In the institutional world, consultants are the guardians of capital.
The institutional perspective on bitcoin is changing.
StepStone, an investment consulting firm, published a report analyzing the role of bitcoin (BTC) as a store of value and safe-haven asset, highlighting its strong performance and growing adoption among institutional investors.
The report, titled 'The Turning Point of Cryptocurrencies: From Speculation to Real-World Adoption,' does not issue a direct recommendation on BTC, but the tone of the analysis suggests that it should be considered in investment portfolio diversification strategies.

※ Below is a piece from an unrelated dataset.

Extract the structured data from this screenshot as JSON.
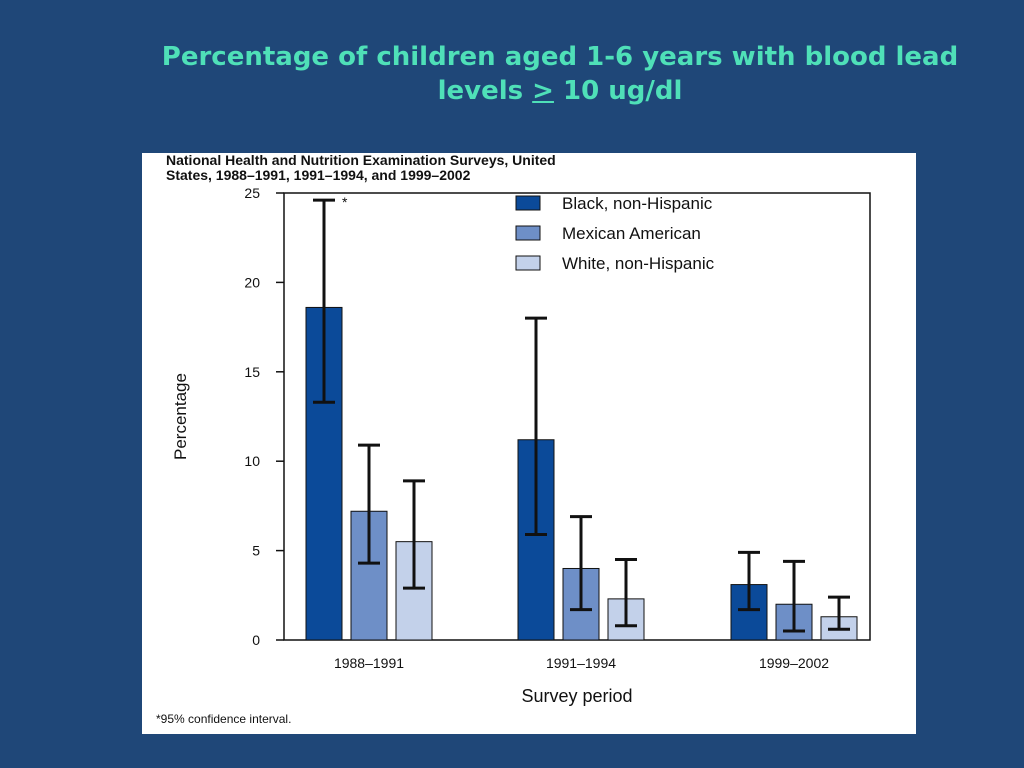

This reflects that the institutional perspective is beginning to change, which could result in large volumes of money starting to flow into bitcoin.
According to the firm advising on approximately 700 billion dollars in total capital, the digital asset industry 'has left its speculative phase behind' and is entering a stage of synergy, where institutional adoption and regulatory clarity will be key to its growth.
The consulting firm compares this moment to the transition of the Internet from dial-up access to broadband: a technical shift that enables real and massive applications.
Among the signs of maturity, the report mentions the approval of spot exchange-traded funds (ETFs) for BTC and ether (ETH), the native currency of the Ethereum ecosystem.
'These instruments allow large investors to gain exposure to crypto-assets without the need to acquire them directly, which reduces technical and custody barriers, and opens the door to greater institutional capital allocation to the sector,' the report highlights.
It also emphasizes that 'just as the introduction of gold ETFs in the early 2000s drove institutional demand for the metal, bitcoin ETFs could represent a similar turning point for digital assets.'
To illustrate this, it compares the capital inflow into gold ETFs after their launch with that received by bitcoin in its first year.
While funds backed by metal took years to attract significant volumes, those of BTC raised over 37 billion dollars in just twelve months.